Founded in 1969, The Hastings Center is the oldest independent, nonpartisan, nonprofit bioethics research institute in the world to address the fundamental ethical issues in the areas of health, medicine, and the environment as they affect individuals, communities, and societies. The Center promotes discussion of ethical issues in medicine and the life sciences.

The Hastings Center publishes IRB: Ethics & Human Research, the leading journal devoted to ethics and human subjects research, and the Hastings Center Report, a premier journal in bioethics. Bioethics Forum is a free, Web-based service that offers weekly commentary on current bioethics issues.



Contact Information

Electronic Mail: publications@thehastingscenter.org
Telephone: (845) 424-4040, ext. 234
World Wide Web: http://www.thehastingscenter.org

Tuesday, December 02, 2008

Apology in Medical Practice: A Changing View




Whether it is an inadvertent act of running over a family’s pet cat or a physician’s medical error, an apology is the decent and humane act to provide those suffering the result of the act.

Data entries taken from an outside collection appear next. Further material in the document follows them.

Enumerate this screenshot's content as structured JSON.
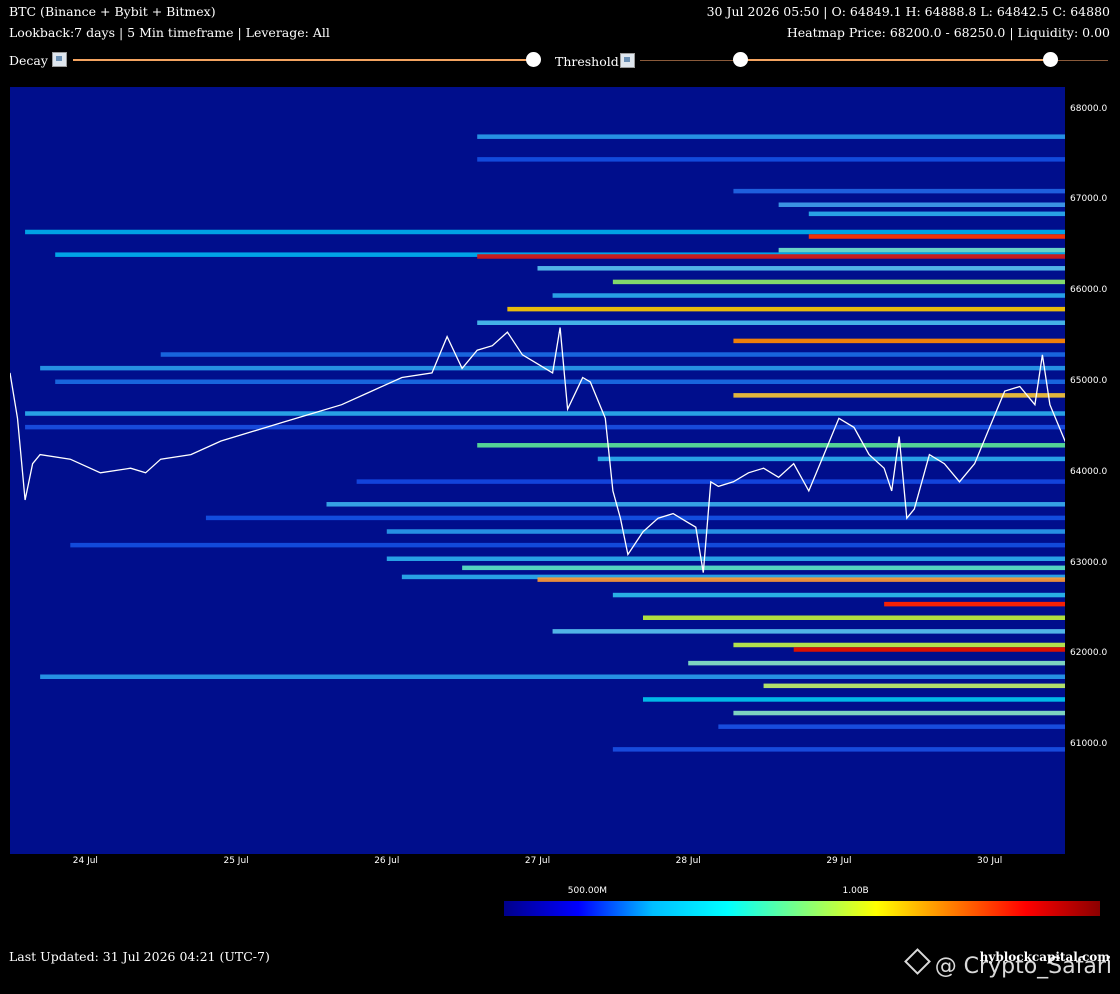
{
  "header": {
    "title": "BTC (Binance + Bybit + Bitmex)",
    "ohlc": "30 Jul 2026 05:50 | O: 64849.1 H: 64888.8 L: 64842.5 C: 64880",
    "subtitle": "Lookback:7 days | 5 Min timeframe | Leverage: All",
    "heatmap_info": "Heatmap Price: 68200.0 - 68250.0 | Liquidity: 0.00"
  },
  "controls": {
    "decay_label": "Decay",
    "threshold_label": "Threshold",
    "decay_value": 1.0,
    "threshold_range": [
      0.2,
      0.88
    ],
    "track_color": "#f4a460"
  },
  "footer": {
    "last_updated": "Last Updated: 31 Jul 2026 04:21 (UTC-7)",
    "site": "hyblockcapital.com",
    "watermark": "@ Crypto_Safari"
  },
  "colorbar": {
    "labels": [
      {
        "text": "500.00M",
        "frac": 0.14
      },
      {
        "text": "1.00B",
        "frac": 0.59
      }
    ],
    "stops": [
      "#00008b",
      "#0000ff",
      "#00bfff",
      "#00ffff",
      "#7fff7f",
      "#ffff00",
      "#ff7f00",
      "#ff0000",
      "#8b0000"
    ]
  },
  "chart_data": {
    "type": "heatmap",
    "y_range": [
      59800,
      68250
    ],
    "x_range": [
      "23 Jul 12:00",
      "30 Jul 12:00"
    ],
    "x_ticks": [
      "24 Jul",
      "25 Jul",
      "26 Jul",
      "27 Jul",
      "28 Jul",
      "29 Jul",
      "30 Jul"
    ],
    "y_ticks": [
      61000,
      62000,
      63000,
      64000,
      65000,
      66000,
      67000,
      68000
    ],
    "y_tick_labels": [
      "61000.0",
      "62000.0",
      "63000.0",
      "64000.0",
      "65000.0",
      "66000.0",
      "67000.0",
      "68000.0"
    ],
    "background_color": "#000e8c",
    "price_series": [
      [
        0.0,
        65100
      ],
      [
        0.05,
        64600
      ],
      [
        0.1,
        63700
      ],
      [
        0.15,
        64100
      ],
      [
        0.2,
        64200
      ],
      [
        0.4,
        64150
      ],
      [
        0.6,
        64000
      ],
      [
        0.8,
        64050
      ],
      [
        0.9,
        64000
      ],
      [
        1.0,
        64150
      ],
      [
        1.2,
        64200
      ],
      [
        1.4,
        64350
      ],
      [
        1.6,
        64450
      ],
      [
        1.8,
        64550
      ],
      [
        2.0,
        64650
      ],
      [
        2.2,
        64750
      ],
      [
        2.4,
        64900
      ],
      [
        2.6,
        65050
      ],
      [
        2.8,
        65100
      ],
      [
        2.9,
        65500
      ],
      [
        3.0,
        65150
      ],
      [
        3.1,
        65350
      ],
      [
        3.2,
        65400
      ],
      [
        3.3,
        65550
      ],
      [
        3.4,
        65300
      ],
      [
        3.5,
        65200
      ],
      [
        3.6,
        65100
      ],
      [
        3.65,
        65600
      ],
      [
        3.7,
        64700
      ],
      [
        3.8,
        65050
      ],
      [
        3.85,
        65000
      ],
      [
        3.95,
        64600
      ],
      [
        4.0,
        63800
      ],
      [
        4.05,
        63500
      ],
      [
        4.1,
        63100
      ],
      [
        4.2,
        63350
      ],
      [
        4.3,
        63500
      ],
      [
        4.4,
        63550
      ],
      [
        4.5,
        63450
      ],
      [
        4.55,
        63400
      ],
      [
        4.6,
        62900
      ],
      [
        4.65,
        63900
      ],
      [
        4.7,
        63850
      ],
      [
        4.8,
        63900
      ],
      [
        4.9,
        64000
      ],
      [
        5.0,
        64050
      ],
      [
        5.1,
        63950
      ],
      [
        5.2,
        64100
      ],
      [
        5.3,
        63800
      ],
      [
        5.4,
        64200
      ],
      [
        5.5,
        64600
      ],
      [
        5.6,
        64500
      ],
      [
        5.7,
        64200
      ],
      [
        5.8,
        64050
      ],
      [
        5.85,
        63800
      ],
      [
        5.9,
        64400
      ],
      [
        5.95,
        63500
      ],
      [
        6.0,
        63600
      ],
      [
        6.1,
        64200
      ],
      [
        6.2,
        64100
      ],
      [
        6.3,
        63900
      ],
      [
        6.4,
        64100
      ],
      [
        6.5,
        64500
      ],
      [
        6.6,
        64900
      ],
      [
        6.7,
        64950
      ],
      [
        6.8,
        64750
      ],
      [
        6.85,
        65300
      ],
      [
        6.9,
        64750
      ],
      [
        7.0,
        64350
      ],
      [
        7.05,
        64200
      ],
      [
        7.1,
        64400
      ],
      [
        7.15,
        63950
      ],
      [
        7.2,
        63750
      ],
      [
        7.25,
        63600
      ],
      [
        7.3,
        63800
      ],
      [
        7.35,
        64000
      ]
    ],
    "liquidity_bands": [
      {
        "price": 67700,
        "x_start": 3.1,
        "color": "#33bbff",
        "level": 0.45
      },
      {
        "price": 67450,
        "x_start": 3.1,
        "color": "#1a66ff",
        "level": 0.3
      },
      {
        "price": 67100,
        "x_start": 4.8,
        "color": "#2a7fff",
        "level": 0.35
      },
      {
        "price": 66950,
        "x_start": 5.1,
        "color": "#4fbfff",
        "level": 0.45
      },
      {
        "price": 66850,
        "x_start": 5.3,
        "color": "#33ccff",
        "level": 0.5
      },
      {
        "price": 66650,
        "x_start": 0.1,
        "color": "#00ccff",
        "level": 0.5
      },
      {
        "price": 66600,
        "x_start": 5.3,
        "color": "#ff3300",
        "level": 0.9
      },
      {
        "price": 66450,
        "x_start": 5.1,
        "color": "#7fffd4",
        "level": 0.6
      },
      {
        "price": 66400,
        "x_start": 0.3,
        "color": "#00ccff",
        "level": 0.55
      },
      {
        "price": 66380,
        "x_start": 3.1,
        "color": "#cc1a1a",
        "level": 0.95
      },
      {
        "price": 66250,
        "x_start": 3.5,
        "color": "#66e0ff",
        "level": 0.55
      },
      {
        "price": 66100,
        "x_start": 4.0,
        "color": "#99ff66",
        "level": 0.65
      },
      {
        "price": 65950,
        "x_start": 3.6,
        "color": "#33ccff",
        "level": 0.5
      },
      {
        "price": 65800,
        "x_start": 3.3,
        "color": "#ffcc00",
        "level": 0.8
      },
      {
        "price": 65650,
        "x_start": 3.1,
        "color": "#55ddff",
        "level": 0.55
      },
      {
        "price": 65450,
        "x_start": 4.8,
        "color": "#ff8800",
        "level": 0.85
      },
      {
        "price": 65300,
        "x_start": 1.0,
        "color": "#2288ff",
        "level": 0.35
      },
      {
        "price": 65150,
        "x_start": 0.2,
        "color": "#33bbff",
        "level": 0.45
      },
      {
        "price": 65000,
        "x_start": 0.3,
        "color": "#2288ff",
        "level": 0.35
      },
      {
        "price": 64850,
        "x_start": 4.8,
        "color": "#ffcc33",
        "level": 0.75
      },
      {
        "price": 64650,
        "x_start": 0.1,
        "color": "#33ccff",
        "level": 0.5
      },
      {
        "price": 64500,
        "x_start": 0.1,
        "color": "#2266ff",
        "level": 0.3
      },
      {
        "price": 64300,
        "x_start": 3.1,
        "color": "#66ff99",
        "level": 0.6
      },
      {
        "price": 64150,
        "x_start": 3.9,
        "color": "#33ccff",
        "level": 0.5
      },
      {
        "price": 63900,
        "x_start": 2.3,
        "color": "#1a5cff",
        "level": 0.3
      },
      {
        "price": 63650,
        "x_start": 2.1,
        "color": "#44ccff",
        "level": 0.5
      },
      {
        "price": 63500,
        "x_start": 1.3,
        "color": "#1a66ff",
        "level": 0.35
      },
      {
        "price": 63350,
        "x_start": 2.5,
        "color": "#33bbff",
        "level": 0.45
      },
      {
        "price": 63200,
        "x_start": 0.4,
        "color": "#1a66ff",
        "level": 0.3
      },
      {
        "price": 63050,
        "x_start": 2.5,
        "color": "#33ccff",
        "level": 0.5
      },
      {
        "price": 62950,
        "x_start": 3.0,
        "color": "#66ffcc",
        "level": 0.6
      },
      {
        "price": 62850,
        "x_start": 2.6,
        "color": "#33ccff",
        "level": 0.5
      },
      {
        "price": 62820,
        "x_start": 3.5,
        "color": "#ff9933",
        "level": 0.8
      },
      {
        "price": 62650,
        "x_start": 4.0,
        "color": "#33ddff",
        "level": 0.5
      },
      {
        "price": 62550,
        "x_start": 5.8,
        "color": "#ff2200",
        "level": 0.92
      },
      {
        "price": 62400,
        "x_start": 4.2,
        "color": "#ccff33",
        "level": 0.7
      },
      {
        "price": 62250,
        "x_start": 3.6,
        "color": "#66e0ff",
        "level": 0.55
      },
      {
        "price": 62100,
        "x_start": 4.8,
        "color": "#ccff44",
        "level": 0.72
      },
      {
        "price": 62050,
        "x_start": 5.2,
        "color": "#dd1100",
        "level": 0.95
      },
      {
        "price": 61900,
        "x_start": 4.5,
        "color": "#99ffcc",
        "level": 0.6
      },
      {
        "price": 61750,
        "x_start": 0.2,
        "color": "#33bbff",
        "level": 0.45
      },
      {
        "price": 61650,
        "x_start": 5.0,
        "color": "#ccff66",
        "level": 0.7
      },
      {
        "price": 61500,
        "x_start": 4.2,
        "color": "#00e5ff",
        "level": 0.55
      },
      {
        "price": 61350,
        "x_start": 4.8,
        "color": "#99ffcc",
        "level": 0.6
      },
      {
        "price": 61200,
        "x_start": 4.7,
        "color": "#2266ff",
        "level": 0.35
      },
      {
        "price": 60950,
        "x_start": 4.0,
        "color": "#2266ff",
        "level": 0.3
      }
    ]
  }
}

Apology is particularly needed in the medical profession where unintended errors or errors due to carelessness or ignorance can occur with degrees of injury leading up to death of a patient. And yet, it has only been in recent years that the value of apology was stressed. In the past complications of diagnosis or treatment that were ignored, not fully explained or explained without admission of personal responsibility. In the past, apology by a physician for a consequence in medical care was considered an invitation for a malpractice lawsuit and physicians were advised by some lawyers and hospital risk-management staff to be empathetic in their response to the patient or family (“I can understand how you feel and it must be very upsetting”) but nothing further since anything suggesting an apology would be an admission of guilt if the case was brought to trial.

Recent experience with apology and an offer of helping to compensate has suggested that less malpractice legal actions are taken. The therapeutic value of an apology cannot be underestimated. It can change the uncertainties and anger of a patient or family into one of understanding and tolerance.

To read more about the benefit to all for doctor’s to apologize, you can go to the “Sorry Works Coalition” website Also read the Forward by Robert Ward for the book “On Apology” by Aaron Lazare which provides some historical background. Finally, you can read a personal response to a physician’s apology by Trisha Torrey on About.com: Patient Empowerment.

An apology is an act for one human being to offer to another which is a sign of humanism and understanding but also can be a form of therapy to the potential suffering of the other.
..Maurice.

Graphic: Digital photograph taken by me today of a neighborhood sign.